Clone the repo with --recursive
flag to get Kokkos repo as well:
git clone --recursive https://github.com/hokkanen/bessel.git
The code can be conditionally compiled for either CUDA, HIP, Kokkos, SYCL or HOST execution with or without MPI. The HOST implementation can also be further offloaded to GPUs by OpenMP. The correct definitions for each accelerator backend options are selected in arch_api.h by choosing the respective header file. Some compilation combinations are shown below, but also other combinations are possible (see the next section for SYCL).
// Compile to run sequentially on CPU
make
// Compile to run parallel on CPUs with OpenMPI
make MPI=OMPI (or MPI=CRAY)
// Compile to run parallel on CPU with KOKKOS (OpenMP)
make KOKKOS=HOST
// Compile to run parallel on GPU with OpenMP offloading (NVIDIA GPUs)
make OMP=CUDA
// Compile to run parallel on GPU with CUDA
make CUDA=1
// Compile to run parallel on GPU with HIP (NVIDIA GPUs)
make HIP=CUDA
// Compile to run parallel on GPU with HIP (AMD GPUs)
make HIP=ROCM
// Compile to run parallel on many GPUs with OpenACC and OpenMPI (NVIDIA GPUs)
make ACC=CUDA MPI=OMPI
// Compile to run parallel on many GPUs with KOKKOS and Cray MPI
make KOKKOS=ROCM MPI=CRAY
Moreover, the cpp
branch supports Matplotplusplus library for presenting the results in graphical form, and the c
branch has an example implementation for Umpire memory manager for CUDA and HIP backends. The compilaton for these can be enabled by MATPLOT=1
and UMPIRE=1
. For example,
// Compile to run parallel on many GPUs with KOKKOS, Cray MPI, and Matplotplusplus (AMD GPUs)
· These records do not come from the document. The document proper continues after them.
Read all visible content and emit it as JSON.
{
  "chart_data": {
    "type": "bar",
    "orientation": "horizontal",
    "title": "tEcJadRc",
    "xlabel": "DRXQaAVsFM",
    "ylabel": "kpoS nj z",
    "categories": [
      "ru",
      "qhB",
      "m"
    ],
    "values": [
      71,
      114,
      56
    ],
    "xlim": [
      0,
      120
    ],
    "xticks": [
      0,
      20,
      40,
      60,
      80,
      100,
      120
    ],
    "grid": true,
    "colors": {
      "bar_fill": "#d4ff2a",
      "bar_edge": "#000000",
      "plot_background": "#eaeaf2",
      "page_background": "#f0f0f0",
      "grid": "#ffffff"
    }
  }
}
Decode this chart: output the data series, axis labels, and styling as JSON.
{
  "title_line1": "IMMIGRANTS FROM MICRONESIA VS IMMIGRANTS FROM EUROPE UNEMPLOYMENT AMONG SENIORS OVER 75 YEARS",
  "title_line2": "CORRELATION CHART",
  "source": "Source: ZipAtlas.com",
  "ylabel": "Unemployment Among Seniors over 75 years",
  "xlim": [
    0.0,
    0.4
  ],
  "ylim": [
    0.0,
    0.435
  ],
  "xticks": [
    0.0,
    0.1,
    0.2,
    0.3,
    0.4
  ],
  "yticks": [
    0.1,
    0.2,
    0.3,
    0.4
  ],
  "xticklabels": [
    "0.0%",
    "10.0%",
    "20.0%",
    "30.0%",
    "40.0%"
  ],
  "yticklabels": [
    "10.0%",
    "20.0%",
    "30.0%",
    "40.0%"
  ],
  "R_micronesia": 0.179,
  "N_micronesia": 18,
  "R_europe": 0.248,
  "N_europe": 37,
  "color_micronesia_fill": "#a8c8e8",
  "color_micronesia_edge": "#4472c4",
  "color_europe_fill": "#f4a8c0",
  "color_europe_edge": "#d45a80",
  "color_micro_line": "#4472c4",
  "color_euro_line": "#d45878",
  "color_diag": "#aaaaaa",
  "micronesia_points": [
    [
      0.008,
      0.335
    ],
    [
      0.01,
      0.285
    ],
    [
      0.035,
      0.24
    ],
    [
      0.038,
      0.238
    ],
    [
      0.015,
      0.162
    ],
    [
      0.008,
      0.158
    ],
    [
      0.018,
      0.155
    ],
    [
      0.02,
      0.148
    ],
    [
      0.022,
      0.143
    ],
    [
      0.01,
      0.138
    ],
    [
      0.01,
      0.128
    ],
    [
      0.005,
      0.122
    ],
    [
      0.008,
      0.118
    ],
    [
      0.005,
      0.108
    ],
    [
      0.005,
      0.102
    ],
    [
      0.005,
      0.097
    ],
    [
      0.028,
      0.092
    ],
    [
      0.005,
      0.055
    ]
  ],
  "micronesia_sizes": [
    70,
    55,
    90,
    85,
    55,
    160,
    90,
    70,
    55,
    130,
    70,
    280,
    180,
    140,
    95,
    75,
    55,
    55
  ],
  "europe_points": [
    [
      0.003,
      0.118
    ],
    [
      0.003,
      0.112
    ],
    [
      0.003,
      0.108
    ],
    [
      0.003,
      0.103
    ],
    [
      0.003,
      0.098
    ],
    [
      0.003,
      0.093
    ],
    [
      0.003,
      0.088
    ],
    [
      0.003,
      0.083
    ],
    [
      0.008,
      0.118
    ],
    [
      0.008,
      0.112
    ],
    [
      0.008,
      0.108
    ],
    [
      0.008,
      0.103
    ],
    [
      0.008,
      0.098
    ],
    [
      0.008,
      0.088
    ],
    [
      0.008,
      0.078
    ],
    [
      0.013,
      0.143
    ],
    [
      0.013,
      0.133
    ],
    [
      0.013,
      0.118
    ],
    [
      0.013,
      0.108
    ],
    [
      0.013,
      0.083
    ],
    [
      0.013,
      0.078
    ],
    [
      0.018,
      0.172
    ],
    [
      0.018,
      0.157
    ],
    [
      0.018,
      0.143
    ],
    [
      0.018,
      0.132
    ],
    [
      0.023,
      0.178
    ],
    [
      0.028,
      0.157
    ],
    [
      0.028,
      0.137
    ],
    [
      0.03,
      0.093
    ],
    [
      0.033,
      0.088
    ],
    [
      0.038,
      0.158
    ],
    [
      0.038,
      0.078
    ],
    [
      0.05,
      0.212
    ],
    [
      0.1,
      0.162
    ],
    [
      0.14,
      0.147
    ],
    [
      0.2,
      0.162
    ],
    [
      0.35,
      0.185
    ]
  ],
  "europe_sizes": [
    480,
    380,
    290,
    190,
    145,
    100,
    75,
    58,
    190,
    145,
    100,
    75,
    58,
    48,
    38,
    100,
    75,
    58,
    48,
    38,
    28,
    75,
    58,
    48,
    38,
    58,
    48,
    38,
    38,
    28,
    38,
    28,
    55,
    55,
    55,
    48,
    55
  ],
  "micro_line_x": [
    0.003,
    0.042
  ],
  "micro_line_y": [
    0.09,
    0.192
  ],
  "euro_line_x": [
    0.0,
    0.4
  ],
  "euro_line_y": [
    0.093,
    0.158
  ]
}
make KOKKOS=ROCM MPI=CRAY MATPLOT=1
Compiling with SYCL backend requires installing a compiler that supports SYCL. The Makefile has been configured for Intel OneAPI icpx
compiler. If compiling for AMD or NVIDIA GPUs, Codeplay extensions are needed as well (CUDA/ROCM). After installation, load the OneAPI compiler environment by
. /path/oneapi/setvars.sh --include-intel-llvm
If everything went successfully, compiling with SYCL backend should now work by:
// Compile to run parallel on CPU with SYCL
make SYCL=HOST
// Compile to run parallel on GPU with SYCL (NVIDIA GPUs)
make SYCL=CUDA
// Compile to run parallel on GPU with SYCL (AMD GPUs)
make SYCL=ROCM
Umpire can be installed with CUDA (HIP) support by
git clone --recursive https://github.com/LLNL/Umpire.git
cd Umpire && mkdir build && cd build
cmake .. -DCMAKE_INSTALL_PREFIX=/path/umpire -DUMPIRE_ENABLE_C=On -DENABLE_CUDA=On
# cmake .. -DCMAKE_INSTALL_PREFIX=/path/umpire -DUMPIRE_ENABLE_C=On -DENABLE_HIP=On -DCMAKE_CXX_COMPILER=hipcc
make install
The executable can be run using 4 MPI processes with slurm by:
srun ./bessel 4
Bessel settings
#define N_ITER 1000000
#define N_POPU 10000
#define N_SAMPLE 50
MAHTI GPU node
GPU parallel (CUDA): 127[ms]
GPU parallel (Kokkos): 187[ms]
GPU parallel (SYCL): 59[ms]
GPU parallel (OpenACC): 236[ms]
GPU parallel (OpenMP): 237[ms]
CPU parallel (Kokkos): 2494[ms]
CPU sequential (Kokkos): 287944[ms]
LUMI GPU node
GPU parallel (HIP): 312[ms]
GPU parallel (Kokkos): 297[ms]
GPU parallel (SYCL): 136[ms]
GPU parallel (OpenACC): No OpenACC compiler support on Lumi
GPU parallel (OpenMP): No OpenMP offloading support for hiprand_kernel.h
CPU parallel (Kokkos): 5419[ms]
CPU sequential (Kokkos): 242730[ms]
All cases were tested using the cpp
branch with a single MPI process. The cpp
branch initializes curand once per population, whereas c
branch does that for each member of the population (creating a potential performance difference). GPU timings were achieved by first doing salloc
and then running with srun
multiple times to avoid any potential first run overhead.